Peccato che qui il problema non sia quanto forte sei, ma quanto spazio lasci. Pensa a questa zona come a un varco stretto tra edifici. Se il traffico è fluido, nessun problema. Se i palazzi si avvicinano anche solo un po’, non serve un crollo: basta un’ora di punta perché tutto si blocchi.
Ora la lettura clinica.
Qui passano strutture nervose e vascolari che dipendono da come si muove l’omero, da come lavora la scapola, da come il sistema nervoso gestisce la rotazione e il carico.
Se il movimento è ripetitivo, rigido, anticipato male.. lo spazio si riduce senza che nulla sia “rotto”.
E i sintomi compaiono.
Ed ecco la semplificazione da smontare: “È una lesione” “Basta rinforzare” “Serve sciogliere”. Rinforzare senza criterio in uno spazio già affollato è come aumentare il traffico in una strada chiusa.
Il problema non è la forza.
È l’organizzazione del movimento.
Micro-esperimento. 15 secondi.
In piedi.
Lascia scendere le spalle.
Porta lentamente il braccio indietro di pochi gradi, pensando a “ruotare l’omero” senza spingere.
Torna giù e ripeti.
Domande secche: sensazione diversa?

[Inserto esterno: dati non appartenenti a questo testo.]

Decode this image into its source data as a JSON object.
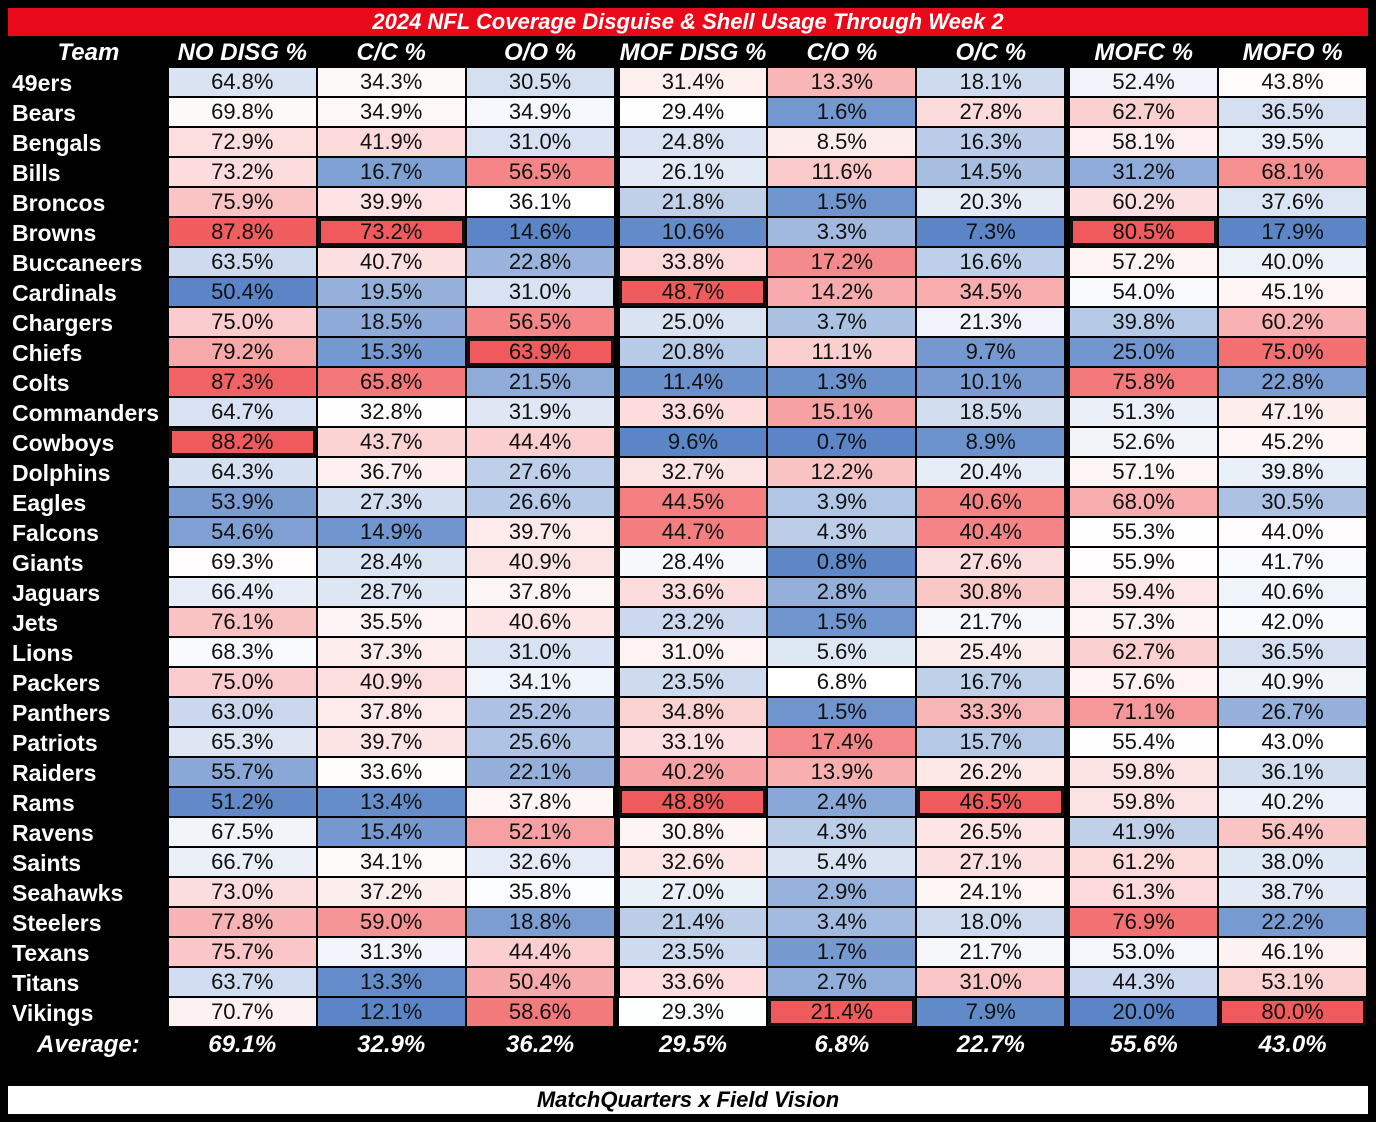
{
  "title": "2024 NFL Coverage Disguise & Shell Usage Through Week 2",
  "footer": "MatchQuarters x Field Vision",
  "colors": {
    "header_bg": "#e8091b",
    "low": "#5b85c7",
    "mid": "#ffffff",
    "high": "#f05a5c",
    "outline": "#111111"
  },
  "chart_data": {
    "type": "heatmap",
    "title": "2024 NFL Coverage Disguise & Shell Usage Through Week 2",
    "row_header": "Team",
    "columns": [
      "NO DISG %",
      "C/C %",
      "O/O %",
      "MOF DISG %",
      "C/O %",
      "O/C %",
      "MOFC %",
      "MOFO %"
    ],
    "teams": [
      "49ers",
      "Bears",
      "Bengals",
      "Bills",
      "Broncos",
      "Browns",
      "Buccaneers",
      "Cardinals",
      "Chargers",
      "Chiefs",
      "Colts",
      "Commanders",
      "Cowboys",
      "Dolphins",
      "Eagles",
      "Falcons",
      "Giants",
      "Jaguars",
      "Jets",
      "Lions",
      "Packers",
      "Panthers",
      "Patriots",
      "Raiders",
      "Rams",
      "Ravens",
      "Saints",
      "Seahawks",
      "Steelers",
      "Texans",
      "Titans",
      "Vikings"
    ],
    "values": [
      [
        64.8,
        34.3,
        30.5,
        31.4,
        13.3,
        18.1,
        52.4,
        43.8
      ],
      [
        69.8,
        34.9,
        34.9,
        29.4,
        1.6,
        27.8,
        62.7,
        36.5
      ],
      [
        72.9,
        41.9,
        31.0,
        24.8,
        8.5,
        16.3,
        58.1,
        39.5
      ],
      [
        73.2,
        16.7,
        56.5,
        26.1,
        11.6,
        14.5,
        31.2,
        68.1
      ],
      [
        75.9,
        39.9,
        36.1,
        21.8,
        1.5,
        20.3,
        60.2,
        37.6
      ],
      [
        87.8,
        73.2,
        14.6,
        10.6,
        3.3,
        7.3,
        80.5,
        17.9
      ],
      [
        63.5,
        40.7,
        22.8,
        33.8,
        17.2,
        16.6,
        57.2,
        40.0
      ],
      [
        50.4,
        19.5,
        31.0,
        48.7,
        14.2,
        34.5,
        54.0,
        45.1
      ],
      [
        75.0,
        18.5,
        56.5,
        25.0,
        3.7,
        21.3,
        39.8,
        60.2
      ],
      [
        79.2,
        15.3,
        63.9,
        20.8,
        11.1,
        9.7,
        25.0,
        75.0
      ],
      [
        87.3,
        65.8,
        21.5,
        11.4,
        1.3,
        10.1,
        75.8,
        22.8
      ],
      [
        64.7,
        32.8,
        31.9,
        33.6,
        15.1,
        18.5,
        51.3,
        47.1
      ],
      [
        88.2,
        43.7,
        44.4,
        9.6,
        0.7,
        8.9,
        52.6,
        45.2
      ],
      [
        64.3,
        36.7,
        27.6,
        32.7,
        12.2,
        20.4,
        57.1,
        39.8
      ],
      [
        53.9,
        27.3,
        26.6,
        44.5,
        3.9,
        40.6,
        68.0,
        30.5
      ],
      [
        54.6,
        14.9,
        39.7,
        44.7,
        4.3,
        40.4,
        55.3,
        44.0
      ],
      [
        69.3,
        28.4,
        40.9,
        28.4,
        0.8,
        27.6,
        55.9,
        41.7
      ],
      [
        66.4,
        28.7,
        37.8,
        33.6,
        2.8,
        30.8,
        59.4,
        40.6
      ],
      [
        76.1,
        35.5,
        40.6,
        23.2,
        1.5,
        21.7,
        57.3,
        42.0
      ],
      [
        68.3,
        37.3,
        31.0,
        31.0,
        5.6,
        25.4,
        62.7,
        36.5
      ],
      [
        75.0,
        40.9,
        34.1,
        23.5,
        6.8,
        16.7,
        57.6,
        40.9
      ],
      [
        63.0,
        37.8,
        25.2,
        34.8,
        1.5,
        33.3,
        71.1,
        26.7
      ],
      [
        65.3,
        39.7,
        25.6,
        33.1,
        17.4,
        15.7,
        55.4,
        43.0
      ],
      [
        55.7,
        33.6,
        22.1,
        40.2,
        13.9,
        26.2,
        59.8,
        36.1
      ],
      [
        51.2,
        13.4,
        37.8,
        48.8,
        2.4,
        46.5,
        59.8,
        40.2
      ],
      [
        67.5,
        15.4,
        52.1,
        30.8,
        4.3,
        26.5,
        41.9,
        56.4
      ],
      [
        66.7,
        34.1,
        32.6,
        32.6,
        5.4,
        27.1,
        61.2,
        38.0
      ],
      [
        73.0,
        37.2,
        35.8,
        27.0,
        2.9,
        24.1,
        61.3,
        38.7
      ],
      [
        77.8,
        59.0,
        18.8,
        21.4,
        3.4,
        18.0,
        76.9,
        22.2
      ],
      [
        75.7,
        31.3,
        44.4,
        23.5,
        1.7,
        21.7,
        53.0,
        46.1
      ],
      [
        63.7,
        13.3,
        50.4,
        33.6,
        2.7,
        31.0,
        44.3,
        53.1
      ],
      [
        70.7,
        12.1,
        58.6,
        29.3,
        21.4,
        7.9,
        20.0,
        80.0
      ]
    ],
    "highlighted": [
      [
        5,
        1
      ],
      [
        5,
        6
      ],
      [
        7,
        3
      ],
      [
        9,
        2
      ],
      [
        12,
        0
      ],
      [
        24,
        3
      ],
      [
        24,
        5
      ],
      [
        31,
        4
      ],
      [
        31,
        7
      ]
    ],
    "average_label": "Average:",
    "averages": [
      69.1,
      32.9,
      36.2,
      29.5,
      6.8,
      22.7,
      55.6,
      43.0
    ],
    "unit": "%"
  }
}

Meno tensione, più controllo, più chiarezza? Stai cercando di far sparire il dolore o di restituire spazio al sistema?
Qui emerge il criterio. C’è chi applica protocolli. E chi osserva come cambia il sintomo quando cambia il movimento, formula un’ipotesi funzionale, la verifica, misura la risposta.
Il corpo non chiede potenza.
Chiede intelligenza meccanica.
Quando il dolore compare senza una vera lesione, spesso non manca forza. Manca spazio creato dal movimento giusto.
Post divulgativo a scopo educativo. Non sostituisce una valutazione fisioterapica personalizzata.